A dose-escalating and pharmacodynamic study of 3-aminopyridine-2-carboxaldehyde thiosemicarbazone (triapine) and radiation in patients with locally advanced pancreas cancer.

Abstract

e14558 Background: Pancreas cancer is a leading cause of cancer death in the US. Chemoradiation, a standard therapy for patients with locally advanced pancreas cancer (LAPCA), has resulted in modest improvement in outcome. Triapine, an inhibitor of the M2 subunit of ribonucleotide reductase, was shown to be a radiosensitizer in preclinical and early clinical studies. Methods: This is a dose escalation trial with three dose levels of triapine (24 mg/m2, 48 mg/m2, 72 mg/m2) administered concurrently with a total of 50.4 Gy of radiation in 28 fractions. Patients with LAPCA were given triapine intravenously over 2 hours, within 30 minutes of radiation, every Monday Wednesday and Friday, every other week for 5 ½ weeks. The primary endpoint was to determine the maximum tolerated dose (MTD) of triapine in combination with radiation. Secondary endpoints included response and radiographic correlates with dynamic contrast enhanced (DCE) MRI. Results: Eleven patients were treated. Three patients were non-evaluable (NE) for the primary endpoint due to disease progression prior to completion of therapy (2) or other (1). Four patients (1 NE) were enrolled at dose level 1, 3 patients at dose level 2, and 4 patients (2NE) at dose level 3 with the fourth patient still undergoing treatment.

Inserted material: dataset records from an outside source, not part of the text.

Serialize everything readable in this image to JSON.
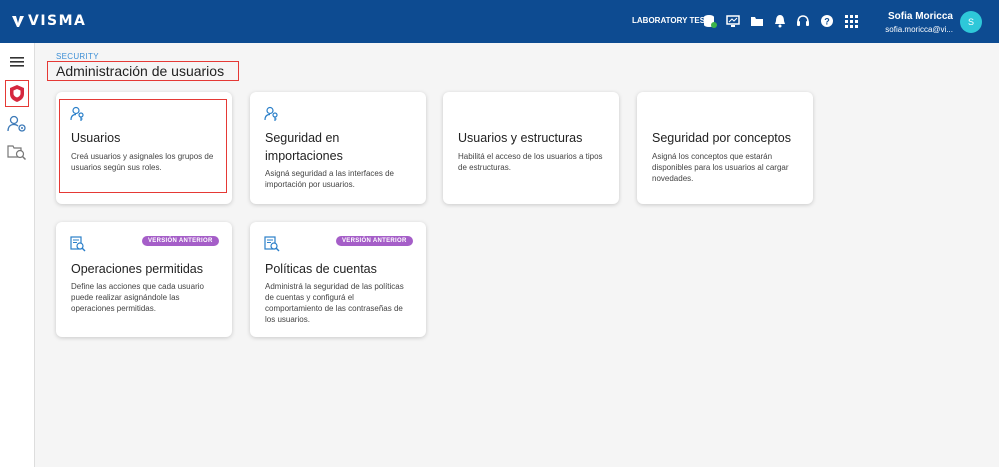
{
  "topbar": {
    "logo_text": "VISMA",
    "environment": "LABORATORY TEST",
    "icons": [
      "database-check-icon",
      "monitor-icon",
      "folder-icon",
      "bell-icon",
      "headset-icon",
      "help-icon",
      "apps-grid-icon"
    ],
    "user_name": "Sofia Moricca",
    "user_email": "sofia.moricca@vi...",
    "avatar_initial": "S"
  },
  "sidebar": {
    "items": [
      "menu-icon",
      "security-shield-icon",
      "users-settings-icon",
      "search-documents-icon"
    ]
  },
  "page": {
    "breadcrumb": "SECURITY",
    "title": "Administración de usuarios"
  },
  "cards": [
    {
      "title": "Usuarios",
      "description": "Creá usuarios y asignales los grupos de usuarios según sus roles.",
      "icon": "user-key-icon"
    },
    {
      "title": "Seguridad en importaciones",
      "description": "Asigná seguridad a las interfaces de importación por usuarios.",
      "icon": "user-key-icon"
    },
    {
      "title": "Usuarios y estructuras",
      "description": "Habilitá el acceso de los usuarios a tipos de estructuras.",
      "icon": ""
    },
    {
      "title": "Seguridad por conceptos",
      "description": "Asigná los conceptos que estarán disponibles para los usuarios al cargar novedades.",
      "icon": ""
    },
    {
      "title": "Operaciones permitidas",
      "description": "Define las acciones que cada usuario puede realizar asignándole las operaciones permitidas.",
      "icon": "document-search-icon",
      "badge": "VERSIÓN ANTERIOR"
    },
    {
      "title": "Políticas de cuentas",
      "description": "Administrá la seguridad de las políticas de cuentas y configurá el comportamiento de las contraseñas de los usuarios.",
      "icon": "document-search-icon",
      "badge": "VERSIÓN ANTERIOR"
    }
  ],
  "colors": {
    "topbar": "#0d4b91",
    "accent": "#3d8fd6",
    "badge": "#a55ec8",
    "highlight": "#e53935",
    "avatar": "#2ec8d9"
  }
}
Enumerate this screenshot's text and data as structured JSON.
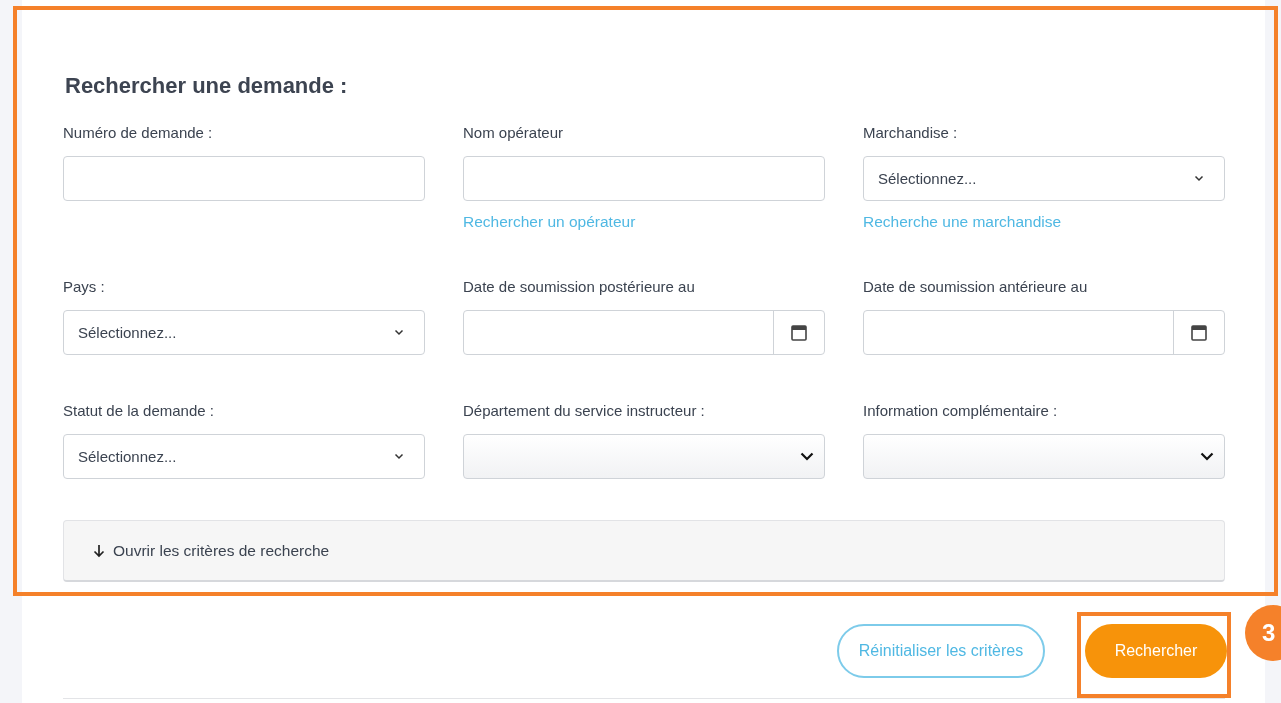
{
  "heading": "Rechercher une demande :",
  "fields": [
    {
      "kind": "text",
      "label": "Numéro de demande :"
    },
    {
      "kind": "text",
      "label": "Nom opérateur",
      "link": "Rechercher un opérateur"
    },
    {
      "kind": "select",
      "label": "Marchandise :",
      "placeholder": "Sélectionnez...",
      "link": "Recherche une marchandise"
    },
    {
      "kind": "select",
      "label": "Pays :",
      "placeholder": "Sélectionnez..."
    },
    {
      "kind": "date",
      "label": "Date de soumission postérieure au"
    },
    {
      "kind": "date",
      "label": "Date de soumission antérieure au"
    },
    {
      "kind": "select",
      "label": "Statut de la demande :",
      "placeholder": "Sélectionnez..."
    },
    {
      "kind": "native_select",
      "label": "Département du service instructeur :"
    },
    {
      "kind": "native_select",
      "label": "Information complémentaire :"
    }
  ],
  "accordion": {
    "label": "Ouvrir les critères de recherche",
    "expanded": false
  },
  "buttons": [
    {
      "kind": "outline",
      "label": "Réinitialiser les critères"
    },
    {
      "kind": "primary",
      "label": "Rechercher"
    }
  ],
  "callout": {
    "number": "3"
  }
}
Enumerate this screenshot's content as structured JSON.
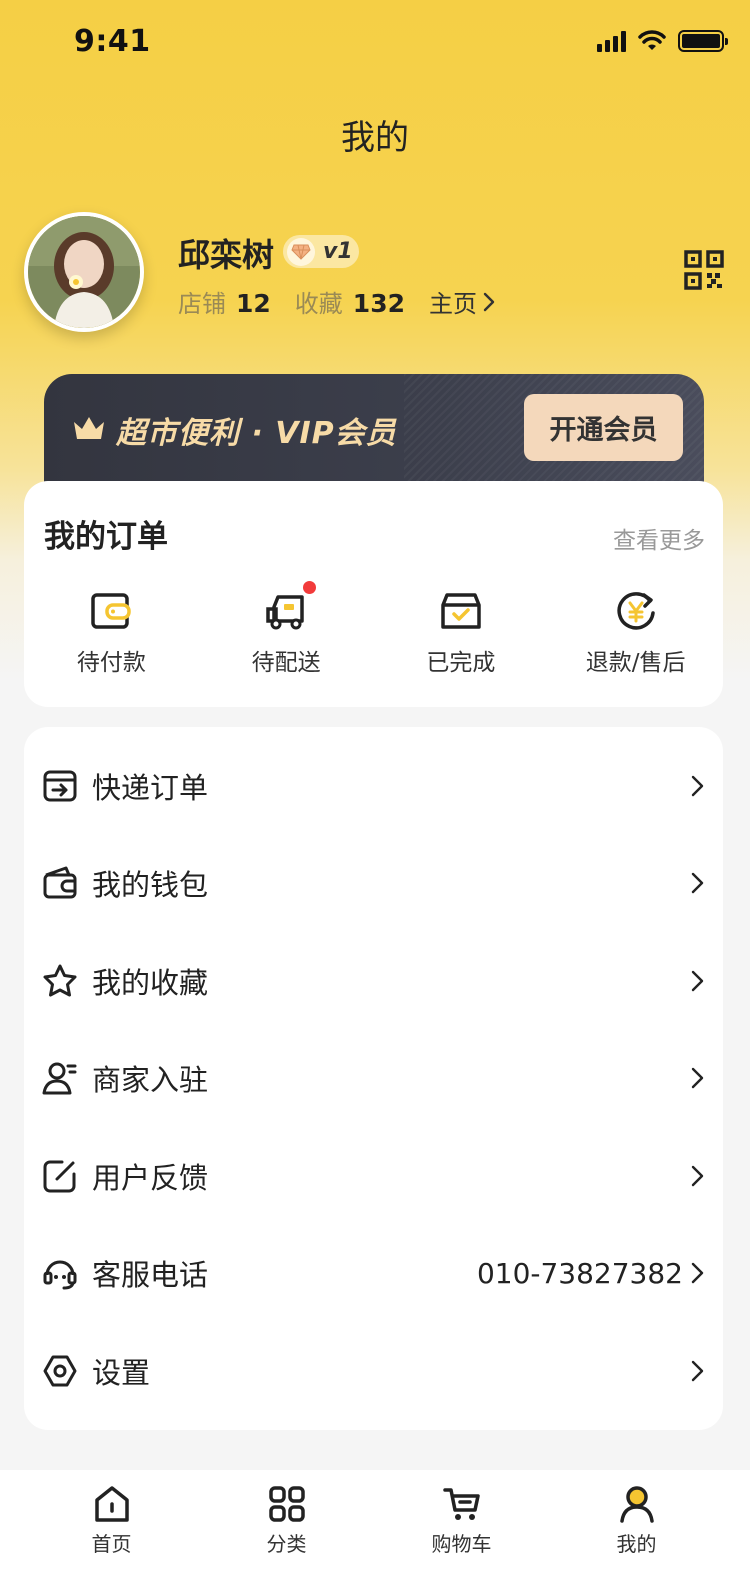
{
  "status_bar": {
    "time": "9:41"
  },
  "header": {
    "title": "我的"
  },
  "profile": {
    "name": "邱栾树",
    "level": "v1",
    "stats": [
      {
        "label": "店铺",
        "value": "12"
      },
      {
        "label": "收藏",
        "value": "132"
      }
    ],
    "home_link": "主页"
  },
  "vip": {
    "text": "超市便利 · VIP会员",
    "button_label": "开通会员"
  },
  "orders": {
    "title": "我的订单",
    "more_label": "查看更多",
    "items": [
      {
        "label": "待付款",
        "icon": "wallet-icon"
      },
      {
        "label": "待配送",
        "icon": "delivery-truck-icon",
        "badge": true
      },
      {
        "label": "已完成",
        "icon": "box-check-icon"
      },
      {
        "label": "退款/售后",
        "icon": "refund-yen-icon"
      }
    ]
  },
  "menu": {
    "items": [
      {
        "label": "快递订单",
        "icon": "express-box-icon"
      },
      {
        "label": "我的钱包",
        "icon": "wallet-icon"
      },
      {
        "label": "我的收藏",
        "icon": "star-icon"
      },
      {
        "label": "商家入驻",
        "icon": "user-join-icon"
      },
      {
        "label": "用户反馈",
        "icon": "edit-icon"
      },
      {
        "label": "客服电话",
        "icon": "headset-icon",
        "value": "010-73827382"
      },
      {
        "label": "设置",
        "icon": "settings-icon"
      }
    ]
  },
  "tab_bar": {
    "items": [
      {
        "label": "首页",
        "icon": "home-icon"
      },
      {
        "label": "分类",
        "icon": "grid-icon"
      },
      {
        "label": "购物车",
        "icon": "cart-icon"
      },
      {
        "label": "我的",
        "icon": "user-icon",
        "active": true
      }
    ]
  },
  "colors": {
    "accent": "#F5CF45",
    "vip_gold": "#F7DBA7",
    "vip_dark": "#33353F",
    "badge_red": "#F23B3B"
  }
}
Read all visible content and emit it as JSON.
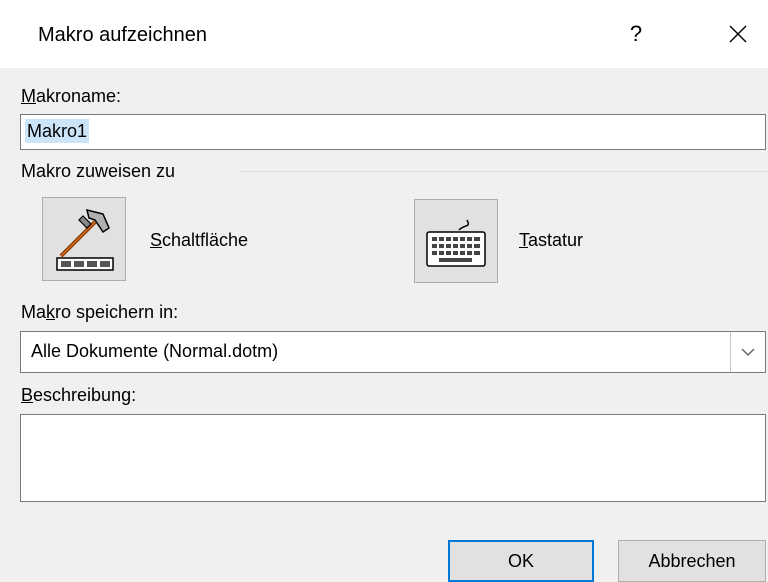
{
  "window": {
    "title": "Makro aufzeichnen",
    "help_label": "?",
    "close_icon": "close-icon"
  },
  "macro_name": {
    "label_accel": "M",
    "label_rest": "akroname:",
    "value": "Makro1"
  },
  "assign_group": {
    "label": "Makro zuweisen zu",
    "button_option": {
      "accel": "S",
      "rest": "chaltfläche",
      "icon": "hammer-button-icon"
    },
    "keyboard_option": {
      "accel": "T",
      "rest": "astatur",
      "icon": "keyboard-icon"
    }
  },
  "store_in": {
    "label_pre": "Ma",
    "label_accel": "k",
    "label_post": "ro speichern in:",
    "selected": "Alle Dokumente (Normal.dotm)"
  },
  "description": {
    "label_accel": "B",
    "label_rest": "eschreibung:",
    "value": ""
  },
  "buttons": {
    "ok": "OK",
    "cancel": "Abbrechen"
  },
  "colors": {
    "selection": "#cce4f7",
    "default_button_border": "#0078d7",
    "dialog_bg": "#f0f0f0"
  }
}
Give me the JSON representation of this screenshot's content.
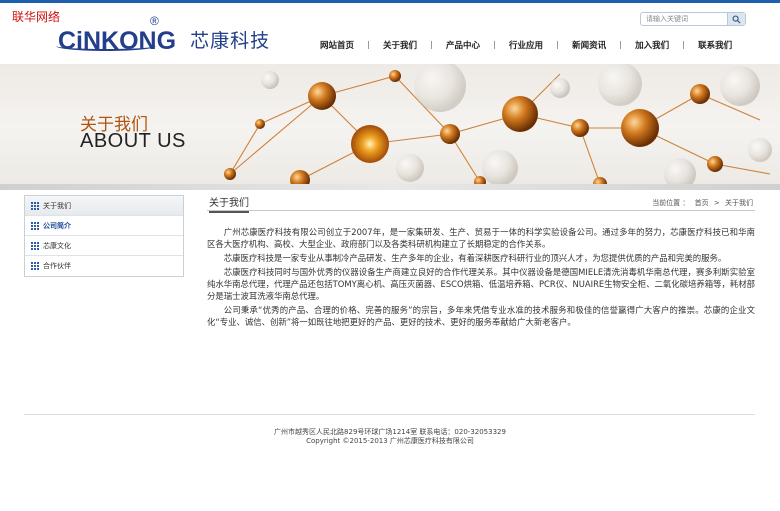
{
  "watermark": "联华网络",
  "logo": {
    "en": "CiNKONG",
    "reg": "®",
    "cn": "芯康科技"
  },
  "search": {
    "placeholder": "请输入关键词"
  },
  "nav": [
    {
      "label": "网站首页"
    },
    {
      "label": "关于我们"
    },
    {
      "label": "产品中心"
    },
    {
      "label": "行业应用"
    },
    {
      "label": "新闻资讯"
    },
    {
      "label": "加入我们"
    },
    {
      "label": "联系我们"
    }
  ],
  "banner": {
    "title_cn": "关于我们",
    "title_en": "ABOUT US"
  },
  "sidebar": {
    "items": [
      {
        "label": "关于我们"
      },
      {
        "label": "公司简介"
      },
      {
        "label": "芯康文化"
      },
      {
        "label": "合作伙伴"
      }
    ]
  },
  "content": {
    "title": "关于我们",
    "breadcrumb": {
      "prefix": "当前位置 ：",
      "home": "首页",
      "sep": ">",
      "current": "关于我们"
    },
    "paragraphs": [
      "广州芯康医疗科技有限公司创立于2007年，是一家集研发、生产、贸易于一体的科学实验设备公司。通过多年的努力，芯康医疗科技已和华南区各大医疗机构、高校、大型企业、政府部门以及各类科研机构建立了长期稳定的合作关系。",
      "芯康医疗科技是一家专业从事制冷产品研发、生产多年的企业，有着深耕医疗科研行业的顶兴人才，为您提供优质的产品和完美的服务。",
      "芯康医疗科技同时与国外优秀的仪器设备生产商建立良好的合作代理关系。其中仪器设备是德国MIELE清洗消毒机华南总代理，赛多利斯实验室纯水华南总代理，代理产品还包括TOMY离心机、高压灭菌器、ESCO烘箱、低温培养箱、PCR仪、NUAIRE生物安全柜、二氧化碳培养箱等，耗材部分是瑞士波耳洗液华南总代理。",
      "公司秉承“优秀的产品、合理的价格、完善的服务”的宗旨，多年来凭借专业水准的技术服务和极佳的信誉赢得广大客户的推崇。芯康的企业文化“专业、诚信、创新”将一如既往地把更好的产品、更好的技术、更好的服务奉献给广大新老客户。"
    ]
  },
  "footer": {
    "line1": "广州市越秀区人民北路829号环球广场1214室  联系电话：020-32053329",
    "line2": "Copyright ©2015-2013 广州芯康医疗科技有限公司"
  },
  "colors": {
    "brand": "#233e8a",
    "accent_orange": "#c8741a",
    "topline": "#1e5fae"
  }
}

A fifth and last patient is scheduled to begin treatment at dose level 3, which is the highest planned dose level. No DLTs have been observed so far. The only related grade 3 toxicity was thrombocytopenia in 1 patient at dose level 2. Two of ten (20%) patients evaluable for response achieved a PR. One patient underwent successful surgical resection after therapy. mPFS is 4 months (95% CI 1-10) and mOS 7.5 months (95% CI 3-15.8). DCE MRI was shown to be a potential early predictor for response to therapy in LAPCA. Conclusions: The combination of triapine and radiation is safe and tolerable in patients with LAPCA with evidence of preliminary activity. DCE MRI is a potentially useful imaging tool to predict early response to therapy in patients with LAPCA and deserves further investigation. Final results including the recommended phase II dosing will be presented at the meeting.